Here’s the full breakdown of costs on these campaigns:

  • Healthy Ireland – €31,555.65
  • Self-employed benefits – €13,351.65
  • Project Ireland 2040 – €146,680.59
  • Global Ireland – €136,022.01
  • Luas Cross City launch – €5,584.20
  • Legislation video – €24,412.73
  • – €1,881.90
  • Rugby World Cup campaign – €21,227.07
  • Budget 2018 – €10,947
  • Back to School 2017 – €9,717
  • Global footprint launch – €20,049
  • 25th anniversary of homosexuality decriminalisation – €13,314.75
  • Budget 2019 – €19,346.98
  • Pope in Ireland – €13,314.75

He added that there may be additional costs relating to invoices that have yet to be processed.


Speaking to Ryan Tubridy on RTÉ’s The Late Late Show last week, Varadkar was pushed on charges made against him by political rivals that he was obsessed with the media and spin.

“I think what is different is I do put more store than other politicians and other Taoisigh in the past into communications, because I actually think communications are important,” he said.

“I don’t think it’s good enough to have the right policies. You need to explain them to people. If you want to get things through and govern well, you govern by consent and you bring people with you. 

He then cited water charges as an example where previous governments hadn’t communicated well.

“We really messed up on that,” Varadkar said. “Didn’t explain, didn’t communicate it properly. I think it’s an important part of politics… I’m active on social media, but I don’t think that’s spin. That’s just talking to people.”

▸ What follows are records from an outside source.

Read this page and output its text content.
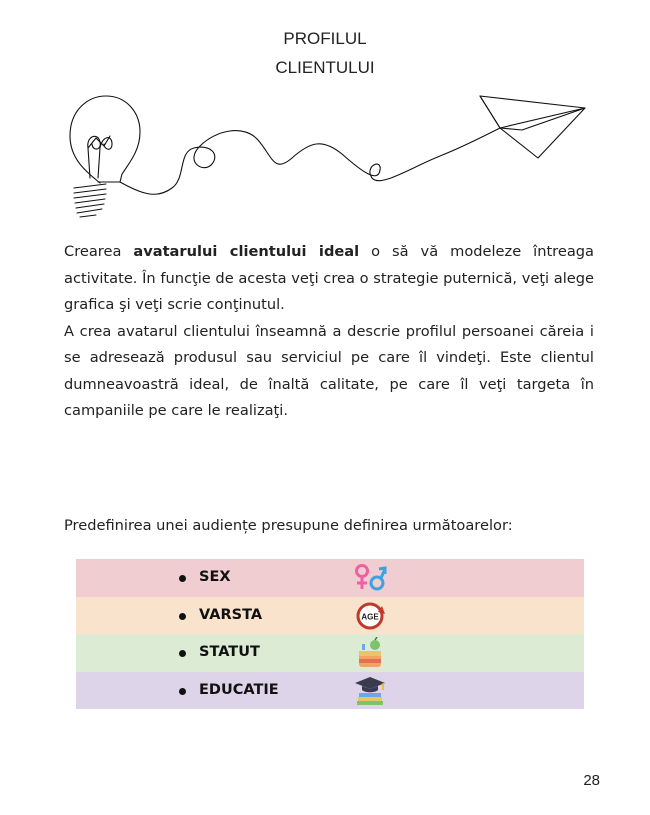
PROFILUL
CLIENTULUI

Crearea avatarului clientului ideal o să vă modeleze întreaga activitate. În funcţie de acesta veţi crea o strategie puternică, veţi alege grafica şi veţi scrie conţinutul.

A crea avatarul clientului înseamnă a descrie profilul persoanei căreia i se adresează produsul sau serviciul pe care îl vindeţi. Este clientul dumneavoastră ideal, de înaltă calitate, pe care îl veţi targeta în campaniile pe care le realizaţi.

Predefinirea unei audiențe presupune definirea următoarelor:
SEX
VARSTA	AGE
STATUT
EDUCATIE
28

Earlier this year, it was announced that the separate body set up by Varadkar to handle government communications would be wound down. 

The Strategic Communications Unit (SCU) was allocated a budget of €5 million and a staff of 15 and the opposition accused it of being a “spin unit” in order to grab the “good news”. 

It came under fire after questions were raised over the SCU’s potential role in how advertorials in newspapers were presented over the Project Ireland 2040 plan. 

“I appreciate that the unit that I set up to better explain how government works and what it does has now become a distraction from the work of government,” Varadkar admitted.

“I appreciate that mistakes were made, that controls were too loose and as a result, problems arose.”

While the current government’s focus on video has risen during Varadkar’s tenure has risen, alongside that has been a consistent trend of a fall in the amount the Taoiseach’s department spends on photography.

In 2008, the Taoiseach’s office spent €83,398. In Enda Kenny’s first year as Taoiseach in 2011, this figure was over €30,000. For the first four months of 2008, Bertie Ahern was Taoiseach before he was replaced by Brian Cowen. 

During Varadkar’s first full year, this was down to €10,900.